|Office:||President of South Korea|
|Term Start:||August 13, 1960|
|Term End:||March 22, 1962|
|Birth Date:||August 26, 1897|
|Birth Place:||Asan, South Chungcheong, South Korea|
Born in Asan, Chungcheongnam-do, Yun graduated with an M.A. from the University of Edinburgh in 1930. He entered politics after Japanese occupation ended in 1945, with Syngman Rhee being his mentor. In 1948, Yun was appointed by Rhee as mayor of Seoul. A year later, he was appointed as the Minister of Commerce and Industry. Soon, he started to disagree with Rhee's authoritarian policies. He then served as president of the Red Cross Society, before being elected to the National Assembly in 1954. A year later, he founded the opposition Democratic Party along with several others.

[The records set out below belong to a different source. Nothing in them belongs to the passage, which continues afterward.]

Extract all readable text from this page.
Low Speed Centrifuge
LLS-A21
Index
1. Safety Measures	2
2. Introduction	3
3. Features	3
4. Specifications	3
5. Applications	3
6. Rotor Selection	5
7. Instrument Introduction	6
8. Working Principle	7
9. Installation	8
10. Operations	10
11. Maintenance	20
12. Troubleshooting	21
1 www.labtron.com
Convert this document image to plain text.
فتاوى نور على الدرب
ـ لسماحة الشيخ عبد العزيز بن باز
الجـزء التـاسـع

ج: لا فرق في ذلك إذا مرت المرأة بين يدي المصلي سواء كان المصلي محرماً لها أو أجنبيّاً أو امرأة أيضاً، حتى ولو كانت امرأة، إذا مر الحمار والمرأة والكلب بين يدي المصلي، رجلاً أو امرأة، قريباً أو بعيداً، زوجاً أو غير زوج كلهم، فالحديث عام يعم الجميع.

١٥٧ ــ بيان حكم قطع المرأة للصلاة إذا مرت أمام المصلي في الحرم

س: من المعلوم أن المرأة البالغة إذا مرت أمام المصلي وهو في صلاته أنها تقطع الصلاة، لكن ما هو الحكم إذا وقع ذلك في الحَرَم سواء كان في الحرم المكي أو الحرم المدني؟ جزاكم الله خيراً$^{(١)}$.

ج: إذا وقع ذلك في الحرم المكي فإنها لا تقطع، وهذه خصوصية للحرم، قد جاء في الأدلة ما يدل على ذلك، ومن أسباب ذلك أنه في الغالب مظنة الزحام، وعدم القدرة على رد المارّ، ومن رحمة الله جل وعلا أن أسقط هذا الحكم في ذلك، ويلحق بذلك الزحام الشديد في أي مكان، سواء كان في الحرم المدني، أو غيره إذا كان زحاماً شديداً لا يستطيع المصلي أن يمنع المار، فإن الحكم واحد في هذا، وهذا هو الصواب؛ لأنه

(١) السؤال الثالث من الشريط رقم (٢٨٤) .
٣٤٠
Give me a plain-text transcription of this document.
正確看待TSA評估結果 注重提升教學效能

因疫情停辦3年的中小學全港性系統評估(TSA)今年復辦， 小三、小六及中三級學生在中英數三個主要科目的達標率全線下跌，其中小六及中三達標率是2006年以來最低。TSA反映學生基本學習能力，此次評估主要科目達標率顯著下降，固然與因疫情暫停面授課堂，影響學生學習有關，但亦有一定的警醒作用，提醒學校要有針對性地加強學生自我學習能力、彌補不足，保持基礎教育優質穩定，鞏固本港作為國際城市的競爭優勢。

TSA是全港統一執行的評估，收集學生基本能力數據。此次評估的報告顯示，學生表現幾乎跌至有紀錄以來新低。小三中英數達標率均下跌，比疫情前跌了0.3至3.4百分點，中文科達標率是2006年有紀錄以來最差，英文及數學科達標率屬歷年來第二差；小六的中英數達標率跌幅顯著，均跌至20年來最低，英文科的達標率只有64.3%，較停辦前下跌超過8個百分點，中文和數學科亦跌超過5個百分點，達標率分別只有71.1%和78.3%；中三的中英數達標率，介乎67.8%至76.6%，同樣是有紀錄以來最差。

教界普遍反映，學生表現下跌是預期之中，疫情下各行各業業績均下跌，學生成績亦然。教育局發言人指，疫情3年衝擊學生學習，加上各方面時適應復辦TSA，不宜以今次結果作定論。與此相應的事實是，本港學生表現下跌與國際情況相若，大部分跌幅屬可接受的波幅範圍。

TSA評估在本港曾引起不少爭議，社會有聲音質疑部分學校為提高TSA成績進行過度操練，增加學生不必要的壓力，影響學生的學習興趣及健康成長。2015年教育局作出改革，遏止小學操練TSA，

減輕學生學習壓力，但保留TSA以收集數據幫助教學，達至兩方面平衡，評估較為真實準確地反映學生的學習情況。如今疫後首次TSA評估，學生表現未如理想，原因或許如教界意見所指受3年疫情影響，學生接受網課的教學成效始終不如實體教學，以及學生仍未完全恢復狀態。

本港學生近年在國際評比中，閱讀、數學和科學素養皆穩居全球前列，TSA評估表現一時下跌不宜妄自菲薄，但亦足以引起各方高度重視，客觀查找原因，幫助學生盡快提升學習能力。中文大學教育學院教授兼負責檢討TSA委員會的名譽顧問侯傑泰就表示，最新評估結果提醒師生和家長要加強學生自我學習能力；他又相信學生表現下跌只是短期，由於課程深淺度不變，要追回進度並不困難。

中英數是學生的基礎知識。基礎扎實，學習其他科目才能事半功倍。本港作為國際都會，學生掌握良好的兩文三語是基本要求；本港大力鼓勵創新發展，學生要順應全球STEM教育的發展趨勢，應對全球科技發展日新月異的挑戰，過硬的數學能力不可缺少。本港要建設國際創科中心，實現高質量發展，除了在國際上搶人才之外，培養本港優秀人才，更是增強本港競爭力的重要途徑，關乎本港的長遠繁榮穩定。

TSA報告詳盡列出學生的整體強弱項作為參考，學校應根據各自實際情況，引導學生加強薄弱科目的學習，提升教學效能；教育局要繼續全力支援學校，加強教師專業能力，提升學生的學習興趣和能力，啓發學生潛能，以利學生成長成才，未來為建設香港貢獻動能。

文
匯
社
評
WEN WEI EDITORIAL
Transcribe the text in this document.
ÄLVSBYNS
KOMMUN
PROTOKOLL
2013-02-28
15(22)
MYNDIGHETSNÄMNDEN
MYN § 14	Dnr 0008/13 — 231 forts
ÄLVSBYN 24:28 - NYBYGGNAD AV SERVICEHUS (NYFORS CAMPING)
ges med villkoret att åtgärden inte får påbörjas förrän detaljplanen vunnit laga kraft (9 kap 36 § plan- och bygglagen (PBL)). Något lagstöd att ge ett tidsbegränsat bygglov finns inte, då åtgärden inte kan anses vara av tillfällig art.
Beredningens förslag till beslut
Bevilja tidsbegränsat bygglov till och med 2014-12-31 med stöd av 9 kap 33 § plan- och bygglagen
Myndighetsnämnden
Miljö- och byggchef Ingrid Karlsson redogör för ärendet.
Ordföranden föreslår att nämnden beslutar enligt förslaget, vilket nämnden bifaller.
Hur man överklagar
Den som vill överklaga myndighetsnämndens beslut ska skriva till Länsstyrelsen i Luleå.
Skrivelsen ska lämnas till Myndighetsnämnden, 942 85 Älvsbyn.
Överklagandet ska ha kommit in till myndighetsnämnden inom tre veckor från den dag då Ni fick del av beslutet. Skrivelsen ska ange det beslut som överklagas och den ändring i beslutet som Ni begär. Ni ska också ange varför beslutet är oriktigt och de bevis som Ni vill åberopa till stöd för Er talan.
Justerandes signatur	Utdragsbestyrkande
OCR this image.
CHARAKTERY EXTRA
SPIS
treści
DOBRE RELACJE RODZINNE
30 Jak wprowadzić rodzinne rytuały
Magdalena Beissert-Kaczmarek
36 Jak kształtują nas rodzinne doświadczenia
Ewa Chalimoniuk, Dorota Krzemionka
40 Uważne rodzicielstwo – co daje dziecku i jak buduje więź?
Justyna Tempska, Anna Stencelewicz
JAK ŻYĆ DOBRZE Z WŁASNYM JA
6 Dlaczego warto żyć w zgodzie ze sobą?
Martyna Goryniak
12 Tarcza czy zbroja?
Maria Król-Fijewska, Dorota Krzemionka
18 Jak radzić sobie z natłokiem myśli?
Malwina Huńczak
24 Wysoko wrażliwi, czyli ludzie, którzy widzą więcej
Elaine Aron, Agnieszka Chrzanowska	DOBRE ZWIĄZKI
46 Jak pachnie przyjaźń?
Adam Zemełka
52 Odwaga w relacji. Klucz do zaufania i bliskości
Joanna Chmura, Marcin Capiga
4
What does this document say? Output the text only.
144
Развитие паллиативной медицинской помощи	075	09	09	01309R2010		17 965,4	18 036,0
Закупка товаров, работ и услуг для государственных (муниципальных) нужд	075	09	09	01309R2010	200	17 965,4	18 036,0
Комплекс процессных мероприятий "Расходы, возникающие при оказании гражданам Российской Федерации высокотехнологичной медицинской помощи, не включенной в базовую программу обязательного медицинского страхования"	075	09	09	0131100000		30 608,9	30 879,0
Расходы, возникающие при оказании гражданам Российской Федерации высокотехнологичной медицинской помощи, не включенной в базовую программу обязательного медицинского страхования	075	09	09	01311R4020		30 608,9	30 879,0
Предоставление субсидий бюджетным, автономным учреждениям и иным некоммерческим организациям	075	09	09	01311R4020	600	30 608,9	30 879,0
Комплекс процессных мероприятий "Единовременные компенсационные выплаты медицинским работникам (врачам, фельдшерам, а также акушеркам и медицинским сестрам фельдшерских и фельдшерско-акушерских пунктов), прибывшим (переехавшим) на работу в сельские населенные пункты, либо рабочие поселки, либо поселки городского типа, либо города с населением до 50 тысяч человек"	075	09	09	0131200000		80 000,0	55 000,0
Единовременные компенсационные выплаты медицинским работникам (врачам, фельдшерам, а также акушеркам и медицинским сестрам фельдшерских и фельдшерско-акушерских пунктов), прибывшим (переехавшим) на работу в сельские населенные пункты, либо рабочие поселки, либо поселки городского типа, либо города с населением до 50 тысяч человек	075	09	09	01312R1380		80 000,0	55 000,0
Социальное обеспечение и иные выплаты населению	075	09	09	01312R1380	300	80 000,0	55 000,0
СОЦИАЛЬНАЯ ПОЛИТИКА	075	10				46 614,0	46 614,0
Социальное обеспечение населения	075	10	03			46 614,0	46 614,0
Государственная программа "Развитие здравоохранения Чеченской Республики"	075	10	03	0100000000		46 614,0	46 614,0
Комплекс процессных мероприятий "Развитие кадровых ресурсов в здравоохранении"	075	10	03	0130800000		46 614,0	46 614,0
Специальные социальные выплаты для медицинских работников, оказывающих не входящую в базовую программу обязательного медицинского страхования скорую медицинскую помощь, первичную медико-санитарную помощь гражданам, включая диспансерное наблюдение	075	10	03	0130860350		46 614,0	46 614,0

After Rhee's government was ousted by a student-led pro-democracy uprising, Yun was elected president on August 13, 1960. He was merely a figurehead, as South Korea had switched to a parliamentary system in response to the authoritarian excesses of Rhee's regime. After Park Chung Hee's coup in 1961, he stayed on briefly to provide legitimacy to the regime, but resigned on March 22, 1962. He opposed Park's authoritarian rule and ran for president twice in 1963 and 1967, losing each time. After receiving suspended sentences several times for anti-government activities, Yun retired from politics in 1980 and focused primarily on cultural activities until his death from diabetic conditions and high blood pressure in 1990. His descendants currently live in the United States.